Kecil, suatu hari nanti aku ingin kita bersama-sama mengucapkan doa untuk kebahagiaan kita. Aku ingin kita bisa saling menemukan saat membutuhkan. Dan kelak suatu hari nanti, aku ingin melihatmu menjadi bintang yang kuceritakan dalam kisah itu...
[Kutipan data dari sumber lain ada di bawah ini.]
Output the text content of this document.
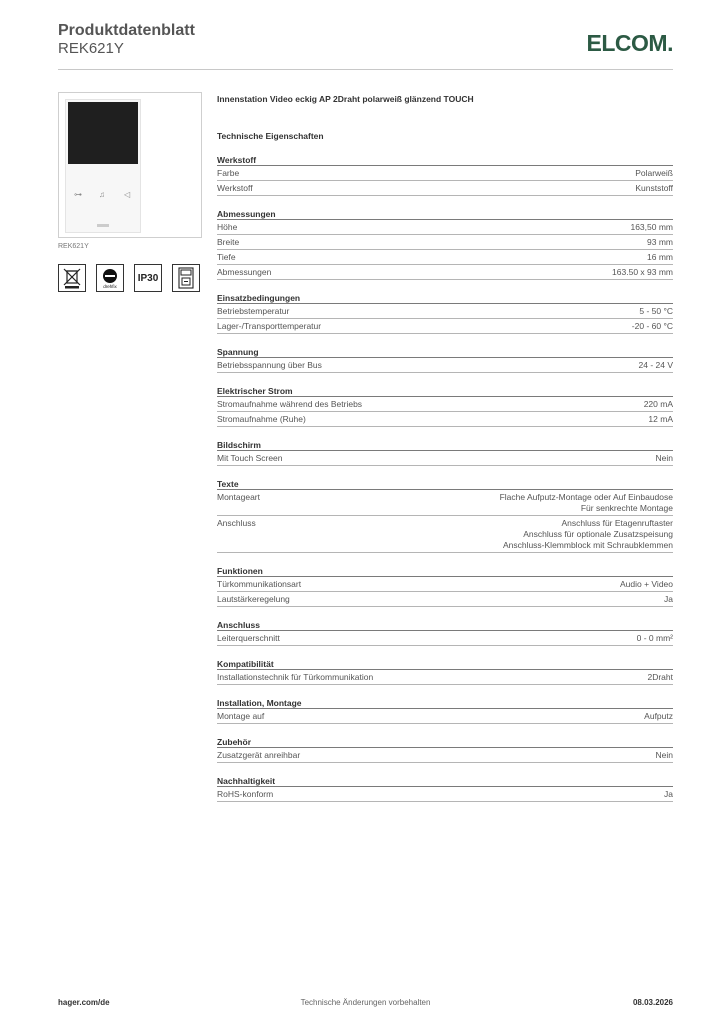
Produktdatenblatt
REK621Y	ELCOM.
⊶ ♫ ◁
REK621Y
drehfix
IP30
Innenstation Video eckig AP 2Draht polarweiß glänzend TOUCH
Technische Eigenschaften
Werkstoff
Farbe	Polarweiß
Werkstoff	Kunststoff
Abmessungen
Höhe	163,50 mm
Breite	93 mm
Tiefe	16 mm
Abmessungen	163.50 x 93 mm
Einsatzbedingungen
Betriebstemperatur	5 - 50 °C
Lager-/Transporttemperatur	-20 - 60 °C
Spannung
Betriebsspannung über Bus	24 - 24 V
Elektrischer Strom
Stromaufnahme während des Betriebs	220 mA
Stromaufnahme (Ruhe)	12 mA
Bildschirm
Mit Touch Screen	Nein
Texte
Montageart	Flache Aufputz-Montage oder Auf Einbaudose
Für senkrechte Montage
Anschluss	Anschluss für Etagenruftaster
Anschluss für optionale Zusatzspeisung
Anschluss-Klemmblock mit Schraubklemmen
Funktionen
Türkommunikationsart	Audio + Video
Lautstärkeregelung	Ja
Anschluss
Leiterquerschnitt	0 - 0 mm²
Kompatibilität
Installationstechnik für Türkommunikation	2Draht
Installation, Montage
Montage auf	Aufputz
Zubehör
Zusatzgerät anreihbar	Nein
Nachhaltigkeit
RoHS-konform	Ja
Technische Änderungen vorbehalten
hager.com/de	08.03.2026
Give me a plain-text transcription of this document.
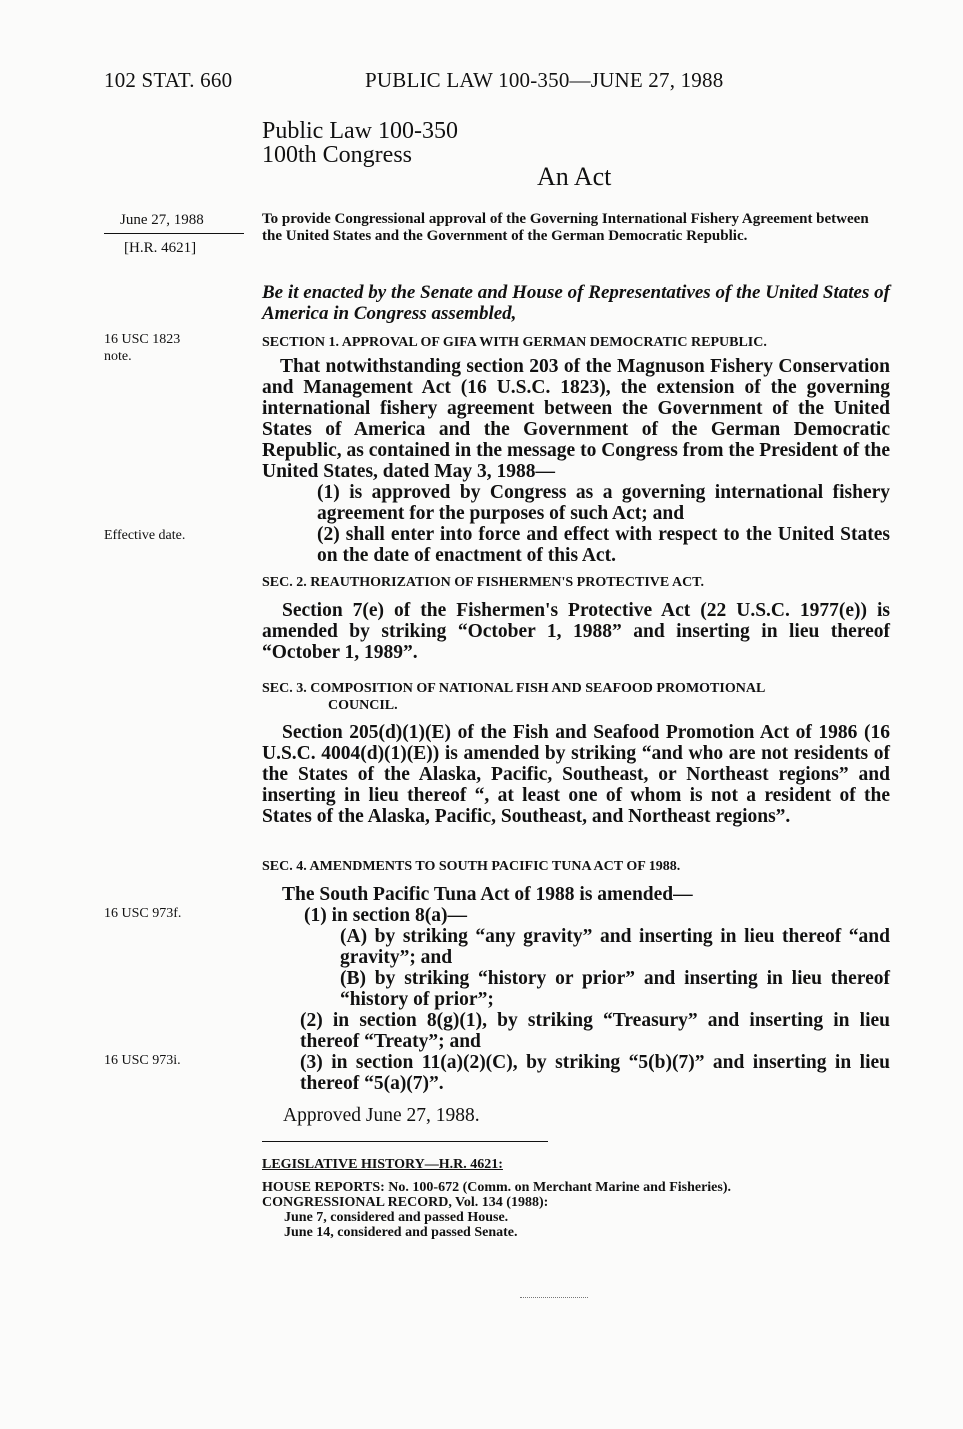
102 STAT. 660	PUBLIC LAW 100-350—JUNE 27, 1988
Public Law 100-350
100th Congress
An Act
June 27, 1988
[H.R. 4621]
16 USC 1823
note.
Effective date.
16 USC 973f.
16 USC 973i.
To provide Congressional approval of the Governing International Fishery Agreement between the United States and the Government of the German Democratic Republic.
Be it enacted by the Senate and House of Representatives of the United States of America in Congress assembled,
SECTION 1. APPROVAL OF GIFA WITH GERMAN DEMOCRATIC REPUBLIC.

That notwithstanding section 203 of the Magnuson Fishery Conservation and Management Act (16 U.S.C. 1823), the extension of the governing international fishery agreement between the Government of the United States of America and the Government of the German Democratic Republic, as contained in the message to Congress from the President of the United States, dated May 3, 1988—

(1) is approved by Congress as a governing international fishery agreement for the purposes of such Act; and

(2) shall enter into force and effect with respect to the United States on the date of enactment of this Act.

SEC. 2. REAUTHORIZATION OF FISHERMEN'S PROTECTIVE ACT.
Section 7(e) of the Fishermen's Protective Act (22 U.S.C. 1977(e)) is amended by striking “October 1, 1988” and inserting in lieu thereof “October 1, 1989”.
SEC. 3. COMPOSITION OF NATIONAL FISH AND SEAFOOD PROMOTIONAL
COUNCIL.
Section 205(d)(1)(E) of the Fish and Seafood Promotion Act of 1986 (16 U.S.C. 4004(d)(1)(E)) is amended by striking “and who are not residents of the States of the Alaska, Pacific, Southeast, or Northeast regions” and inserting in lieu thereof “, at least one of whom is not a resident of the States of the Alaska, Pacific, Southeast, and Northeast regions”.
SEC. 4. AMENDMENTS TO SOUTH PACIFIC TUNA ACT OF 1988.

The South Pacific Tuna Act of 1988 is amended—

(1) in section 8(a)—

(A) by striking “any gravity” and inserting in lieu thereof “and gravity”; and

(B) by striking “history or prior” and inserting in lieu thereof “history of prior”;

(2) in section 8(g)(1), by striking “Treasury” and inserting in lieu thereof “Treaty”; and

(3) in section 11(a)(2)(C), by striking “5(b)(7)” and inserting in lieu thereof “5(a)(7)”.

Approved June 27, 1988.
LEGISLATIVE HISTORY—H.R. 4621:
HOUSE REPORTS: No. 100-672 (Comm. on Merchant Marine and Fisheries).
CONGRESSIONAL RECORD, Vol. 134 (1988):
June 7, considered and passed House.
June 14, considered and passed Senate.
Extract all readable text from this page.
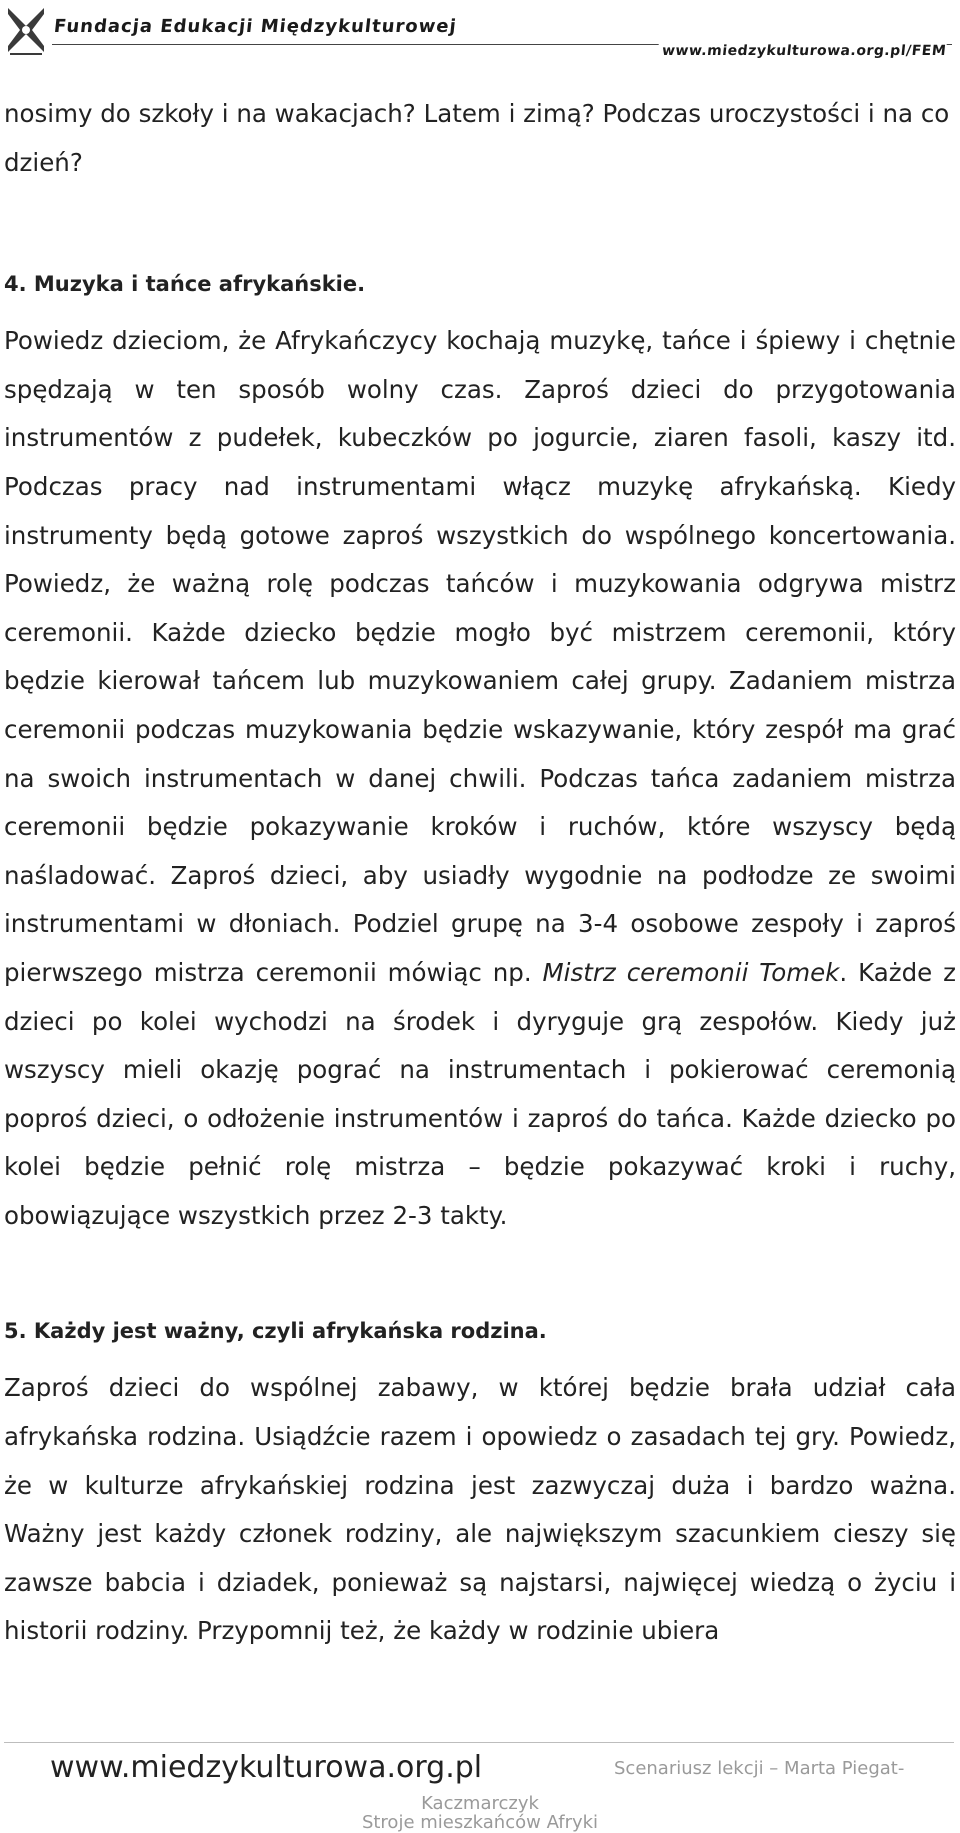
Fundacja Edukacji Międzykulturowej
www.miedzykulturowa.org.pl/FEM

nosimy do szkoły i na wakacjach? Latem i zimą? Podczas uroczystości i na co dzień?

4. Muzyka i tańce afrykańskie.

Powiedz dzieciom, że Afrykańczycy kochają muzykę, tańce i śpiewy i chętnie spędzają w ten sposób wolny czas. Zaproś dzieci do przygotowania instrumentów z pudełek, kubeczków po jogurcie, ziaren fasoli, kaszy itd. Podczas pracy nad instrumentami włącz muzykę afrykańską. Kiedy instrumenty będą gotowe zaproś wszystkich do wspólnego koncertowania. Powiedz, że ważną rolę podczas tańców i muzykowania odgrywa mistrz ceremonii. Każde dziecko będzie mogło być mistrzem ceremonii, który będzie kierował tańcem lub muzykowaniem całej grupy. Zadaniem mistrza ceremonii podczas muzykowania będzie wskazywanie, który zespół ma grać na swoich instrumentach w danej chwili. Podczas tańca zadaniem mistrza ceremonii będzie pokazywanie kroków i ruchów, które wszyscy będą naśladować. Zaproś dzieci, aby usiadły wygodnie na podłodze ze swoimi instrumentami w dłoniach. Podziel grupę na 3-4 osobowe zespoły i zaproś pierwszego mistrza ceremonii mówiąc np. Mistrz ceremonii Tomek. Każde z dzieci po kolei wychodzi na środek i dyryguje grą zespołów. Kiedy już wszyscy mieli okazję pograć na instrumentach i pokierować ceremonią poproś dzieci, o odłożenie instrumentów i zaproś do tańca. Każde dziecko po kolei będzie pełnić rolę mistrza – będzie pokazywać kroki i ruchy, obowiązujące wszystkich przez 2-3 takty.

5. Każdy jest ważny, czyli afrykańska rodzina.

Zaproś dzieci do wspólnej zabawy, w której będzie brała udział cała afrykańska rodzina. Usiądźcie razem i opowiedz o zasadach tej gry. Powiedz, że w kulturze afrykańskiej rodzina jest zazwyczaj duża i bardzo ważna. Ważny jest każdy członek rodziny, ale największym szacunkiem cieszy się zawsze babcia i dziadek, ponieważ są najstarsi, najwięcej wiedzą o życiu i historii rodziny. Przypomnij też, że każdy w rodzinie ubiera

www.miedzykulturowa.org.pl	Scenariusz lekcji – Marta Piegat-
Kaczmarczyk
Stroje mieszkańców Afryki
Semoga aku dan kamu masih bisa bertemu di hari yang kusebut sebagai "suatu saat nanti" ya, Kecil.

'

October 01, 2012

[1]



"Aku membenci saat-saat ketika kita berdua mulai bertengkar dan memutuskan untuk saling diam. Aku tahu betul bahwa tak ada satupun di antara kita yang akan menyudahinya. Kita bisa bungkam sampai berhari-hari. Aku tahu kamu tak akan membuka mulut untuk membicarakan masalah kita. Maka dari itu, biasanya tak sampai satu minggu, aku angkat bicara. Aku bilang rindu. Lalu dengan ajaib kita kembali baik-baik saja."